Otro helicóptero Scut le zumbó por encima y desapareció tras la colina del oeste, al fondo de donde alcanzaba a ver.
Pero en poco rato ya no podrían ver nada, y si los Scuts volvían…
—¡Fuego a la izquierda, Teniente! —gritó uno antes de zambullirse en la trinchera—. ¡Están tirándole al Manco y a Luzuaga!

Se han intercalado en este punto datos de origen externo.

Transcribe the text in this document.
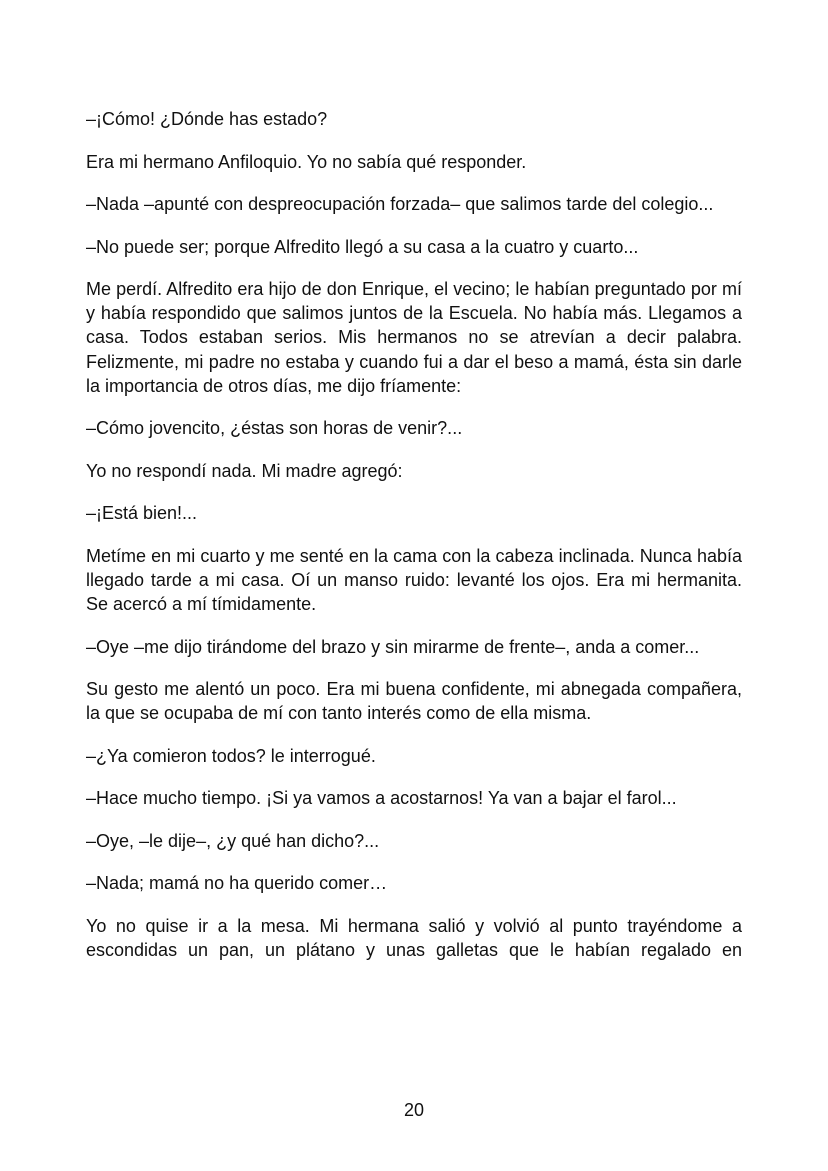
–¡Cómo! ¿Dónde has estado?

Era mi hermano Anfiloquio. Yo no sabía qué responder.

–Nada –apunté con despreocupación forzada– que salimos tarde del colegio...

–No puede ser; porque Alfredito llegó a su casa a la cuatro y cuarto...

Me perdí. Alfredito era hijo de don Enrique, el vecino; le habían preguntado por mí y había respondido que salimos juntos de la Escuela. No había más. Llegamos a casa. Todos estaban serios. Mis hermanos no se atrevían a decir palabra. Felizmente, mi padre no estaba y cuando fui a dar el beso a mamá, ésta sin darle la importancia de otros días, me dijo fríamente:

–Cómo jovencito, ¿éstas son horas de venir?...

Yo no respondí nada. Mi madre agregó:

–¡Está bien!...

Metíme en mi cuarto y me senté en la cama con la cabeza inclinada. Nunca había llegado tarde a mi casa. Oí un manso ruido: levanté los ojos. Era mi hermanita. Se acercó a mí tímidamente.

–Oye –me dijo tirándome del brazo y sin mirarme de frente–, anda a comer...

Su gesto me alentó un poco. Era mi buena confidente, mi abnegada compañera, la que se ocupaba de mí con tanto interés como de ella misma.

–¿Ya comieron todos? le interrogué.

–Hace mucho tiempo. ¡Si ya vamos a acostarnos! Ya van a bajar el farol...

–Oye, –le dije–, ¿y qué han dicho?...

–Nada; mamá no ha querido comer…

Yo no quise ir a la mesa. Mi hermana salió y volvió al punto trayéndome a escondidas un pan, un plátano y unas galletas que le habían regalado en

20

—¡Ya me parecía, la reputa madre! —dijo Baldini, reagrupando a los suyos como si fueran muñecos de trapo, sacudiéndolos del abrigo—. ¡No se muevan de acá, carajo! Estén listos para tirarle al primero que se asome.
—Es fuego de metralla, Teniente. Nos tiran desde los helicópteros —le informó Ríos—. No hay más tropa por ningún lado, no sé dónde estarán escondidos estos perros.
—Ya van a aparecer.
Pedro se resguardó de la balacera, que ahora picaba más cerca. Desde el aire, él y sus compañeros eran blanco fácil.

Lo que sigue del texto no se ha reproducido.